Mutagenicity of the mercapturic acid and other S-containing derivatives of hexachloro-1,3-butadiene

Abstract

The main metabolic pathway of the genotoxic environmental contaminant hexachloro-1,3-butadiene (HCBD) is the direct conjugation reaction with glutathione. To establish structure-effect relationships we studied the mutagenic activity of four S-containing HCBD conjugates with and without metabolic activating enzymes (S9 mix) in Salmonella typhimurium . The N -acetyl-S-pentachlorobutadienyl-L-cysteine (mercapturic acid) was clearly mutagenic after metabolic activation; its mutagenic activity was 48.6 revertants/μg or 18.7 revertants/nmol, which is, on a molar basis, a mutagenic response 80 times greater than that of the parent compound HCBD. The mutagenic effect of the mercapturic acid rather decreased by addition to the pre-incubation system of pyridoxal 5'-phosphate, a co-factor of the enzyme β-lyase.
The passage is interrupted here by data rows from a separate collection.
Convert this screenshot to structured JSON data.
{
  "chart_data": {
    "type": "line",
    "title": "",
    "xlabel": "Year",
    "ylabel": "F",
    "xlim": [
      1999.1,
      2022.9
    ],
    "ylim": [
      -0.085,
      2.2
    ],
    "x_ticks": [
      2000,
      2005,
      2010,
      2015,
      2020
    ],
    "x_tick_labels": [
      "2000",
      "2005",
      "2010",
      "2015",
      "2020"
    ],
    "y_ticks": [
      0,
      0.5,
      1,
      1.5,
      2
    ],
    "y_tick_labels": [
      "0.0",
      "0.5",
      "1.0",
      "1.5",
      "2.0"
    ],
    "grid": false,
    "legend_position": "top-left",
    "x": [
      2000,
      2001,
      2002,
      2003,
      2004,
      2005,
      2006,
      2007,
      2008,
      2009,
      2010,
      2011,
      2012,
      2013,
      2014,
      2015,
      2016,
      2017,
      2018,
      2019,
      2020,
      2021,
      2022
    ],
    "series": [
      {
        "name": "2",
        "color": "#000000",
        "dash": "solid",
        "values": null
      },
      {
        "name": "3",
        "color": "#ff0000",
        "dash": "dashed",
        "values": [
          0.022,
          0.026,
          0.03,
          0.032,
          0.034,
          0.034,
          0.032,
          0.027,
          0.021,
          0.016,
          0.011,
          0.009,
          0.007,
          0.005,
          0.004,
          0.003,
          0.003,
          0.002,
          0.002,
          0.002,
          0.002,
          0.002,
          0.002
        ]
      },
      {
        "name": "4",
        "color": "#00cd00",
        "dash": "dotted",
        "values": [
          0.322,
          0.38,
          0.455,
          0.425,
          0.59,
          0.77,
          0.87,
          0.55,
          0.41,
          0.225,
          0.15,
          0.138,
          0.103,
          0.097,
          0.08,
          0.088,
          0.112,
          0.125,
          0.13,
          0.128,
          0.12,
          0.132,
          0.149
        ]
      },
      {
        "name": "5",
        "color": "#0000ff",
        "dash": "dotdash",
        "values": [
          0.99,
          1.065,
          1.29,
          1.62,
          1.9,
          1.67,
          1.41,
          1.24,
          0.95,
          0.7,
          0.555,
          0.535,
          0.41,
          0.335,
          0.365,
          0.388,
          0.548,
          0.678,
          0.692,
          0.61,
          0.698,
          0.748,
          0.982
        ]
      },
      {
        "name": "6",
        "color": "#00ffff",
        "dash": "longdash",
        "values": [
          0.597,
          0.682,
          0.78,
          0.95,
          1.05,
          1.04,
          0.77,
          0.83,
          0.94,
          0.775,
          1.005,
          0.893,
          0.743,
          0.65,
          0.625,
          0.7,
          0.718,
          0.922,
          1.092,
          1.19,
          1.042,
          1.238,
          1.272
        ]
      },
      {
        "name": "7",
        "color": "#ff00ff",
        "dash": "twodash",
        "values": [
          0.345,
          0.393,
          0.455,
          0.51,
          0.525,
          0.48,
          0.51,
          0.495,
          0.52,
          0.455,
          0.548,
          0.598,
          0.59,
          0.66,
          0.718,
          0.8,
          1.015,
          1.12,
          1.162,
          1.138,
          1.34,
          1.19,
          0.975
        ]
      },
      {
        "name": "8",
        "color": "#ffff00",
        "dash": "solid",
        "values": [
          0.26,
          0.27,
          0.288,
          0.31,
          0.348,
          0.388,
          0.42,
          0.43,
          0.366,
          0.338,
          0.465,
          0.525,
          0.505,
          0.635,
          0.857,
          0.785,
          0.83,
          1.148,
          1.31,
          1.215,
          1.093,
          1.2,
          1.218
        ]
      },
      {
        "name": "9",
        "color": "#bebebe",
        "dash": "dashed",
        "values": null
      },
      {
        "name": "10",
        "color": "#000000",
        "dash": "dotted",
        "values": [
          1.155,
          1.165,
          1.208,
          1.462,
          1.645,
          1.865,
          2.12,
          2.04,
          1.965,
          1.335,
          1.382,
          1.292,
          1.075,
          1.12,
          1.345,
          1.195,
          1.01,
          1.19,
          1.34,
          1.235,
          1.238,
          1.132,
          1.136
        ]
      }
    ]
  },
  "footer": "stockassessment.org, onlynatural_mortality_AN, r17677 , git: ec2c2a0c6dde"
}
Methyl- N -acetyl-S-pentachlorobutadienyl-D,L-homocysteinate, structurally closely related to mercapturic acid, exerted a weak mutagenic effect comparable to that of HCBD. The two S-containing HCBD metabolites (S-pentachlorobutadienyl-mer-captoacetic acid and pentachlorobutadienyl-methylthioether) did not reveal sigificant mutagenic effects. The results indicate the involvement of the enzyme N -deacetylase which catalyzes the conversion of mercapturic acid to the HCBD-cysteine conjugate. In addition a high substrate specificity of the C-S bond-cleaving enzyme β-lyase was observed.